Friday, 3 August 2012

Queen Anne, Copyright and Illegal Numbers

I have spent a lot of time as a web scientist and open access advocate considering the role of copyright in the web, where by "considering" I mean "banging my head against a wall" and by "role" I mean "trump card for the intellectually bankrupt but politically powerful".

Three hundred years ago, the English crown invented a new kind of property which it declared to exist in the written expression of ideas, and which it granted directly to the individuals who created those written texts. Copyright declares that anyone who creates a new piece of written text becomes the only person who has the right to make a copy of that text. Publishing a text or CD used to require that the creator made (printed or burned) as many copies as were necessary and readers simply acquired a pre-copied item. In the Web, the creator makes available a single item (on their web server's disk) and then to read the page the readers have to make their own copies using their own computers' browsers.

The Web has created a new kind of user experience and raised all kinds of expectations that are not compatible with the idea of copyright; different people would like to reconcile these differences by either changing the Web or changing the notion of copyright.

Copyright controls the expression of ideas; it stops one person stealing and using using another person's work, but not stopping them using their ideas. However, now these ideas are expressed digitally, there is more at stake than a piece of text.

Copyright doesn't just apply to novels or articles; it has been argued that it applies to very much shorter forms of communication such as emails and tweets. All of these things are stored as documents or files on a computer; they are sequences of bytes that have to be interpreted according to some coding scheme (e.g.
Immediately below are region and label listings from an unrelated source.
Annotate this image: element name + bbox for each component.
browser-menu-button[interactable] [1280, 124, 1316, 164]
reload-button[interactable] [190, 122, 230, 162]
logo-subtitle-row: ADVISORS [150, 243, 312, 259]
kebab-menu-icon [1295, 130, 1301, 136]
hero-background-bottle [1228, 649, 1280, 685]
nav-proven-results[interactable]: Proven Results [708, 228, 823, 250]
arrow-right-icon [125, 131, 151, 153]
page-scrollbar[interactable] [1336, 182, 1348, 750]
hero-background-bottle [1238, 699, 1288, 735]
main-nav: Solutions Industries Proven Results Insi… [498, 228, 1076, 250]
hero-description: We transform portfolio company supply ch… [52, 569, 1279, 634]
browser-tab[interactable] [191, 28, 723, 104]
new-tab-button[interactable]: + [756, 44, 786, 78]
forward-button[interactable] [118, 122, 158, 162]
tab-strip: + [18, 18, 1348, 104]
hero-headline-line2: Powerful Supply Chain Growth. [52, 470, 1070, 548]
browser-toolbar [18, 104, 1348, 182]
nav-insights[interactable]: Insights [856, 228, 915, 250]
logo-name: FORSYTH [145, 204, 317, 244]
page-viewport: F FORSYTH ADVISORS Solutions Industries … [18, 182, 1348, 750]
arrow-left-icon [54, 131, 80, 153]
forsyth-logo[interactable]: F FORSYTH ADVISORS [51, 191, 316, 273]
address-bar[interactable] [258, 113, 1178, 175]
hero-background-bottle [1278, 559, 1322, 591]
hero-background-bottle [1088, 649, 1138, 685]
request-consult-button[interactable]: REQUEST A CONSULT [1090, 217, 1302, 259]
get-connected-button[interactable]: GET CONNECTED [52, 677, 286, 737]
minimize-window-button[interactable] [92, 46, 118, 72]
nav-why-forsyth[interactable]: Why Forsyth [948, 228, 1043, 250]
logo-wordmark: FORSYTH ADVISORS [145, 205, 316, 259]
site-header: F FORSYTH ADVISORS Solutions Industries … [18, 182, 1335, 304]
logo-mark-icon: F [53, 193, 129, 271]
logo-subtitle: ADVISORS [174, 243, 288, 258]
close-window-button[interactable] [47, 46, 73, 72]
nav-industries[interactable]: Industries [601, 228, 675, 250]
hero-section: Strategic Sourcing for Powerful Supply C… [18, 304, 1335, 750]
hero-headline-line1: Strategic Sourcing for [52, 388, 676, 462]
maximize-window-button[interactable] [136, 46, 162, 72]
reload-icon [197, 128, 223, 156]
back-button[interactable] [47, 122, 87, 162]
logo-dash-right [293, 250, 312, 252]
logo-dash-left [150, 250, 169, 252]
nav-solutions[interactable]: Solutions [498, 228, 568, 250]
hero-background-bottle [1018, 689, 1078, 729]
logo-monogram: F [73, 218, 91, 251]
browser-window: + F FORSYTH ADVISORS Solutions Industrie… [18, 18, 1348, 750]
ASCII, Unicode, plain text, HTML or Word). 

Imagine the tweet "I am a pink hotdog". It is brief, but as far as Google is concerned it is original and has never been written before in any other document, and asserting my own copyright would seem to be justified. When I save it in a file on disk, I can use the od command to either show it as a string of characters, or a very long number (in hexadecimal format). I can then translate that hexadecimal number into a more usual decimal format.

textI   a m   a   p i n k   h o t d o g

As far as the computer is concerned, the very long number and the stream of characters are equivalent data. If the law says that no-one else is allowed to reproduce these characters, it is the same as saying that no-one else is allowed to reproduce this number. If these words are not allowed to be stored in a computer system as a document, then this number is not allowed to be stored in a computer system as the output of a calculation. In other words, copyright not only assigns property in the expression of ideas, it also assigns property in the use of numbers. Effectively, once you write down an (admittedly large) number, it becomes illegal for anyone else to use it until 70 years after you die.

I doubt that Queen Anne foresaw this outcome when she created legislation "for the encouragement of learning". I'll leave it as an exercise for my students to work out how many illegal numbers there are, and how much of which range of numbers they infest. See Wikipedia for other examples of illegal numbers.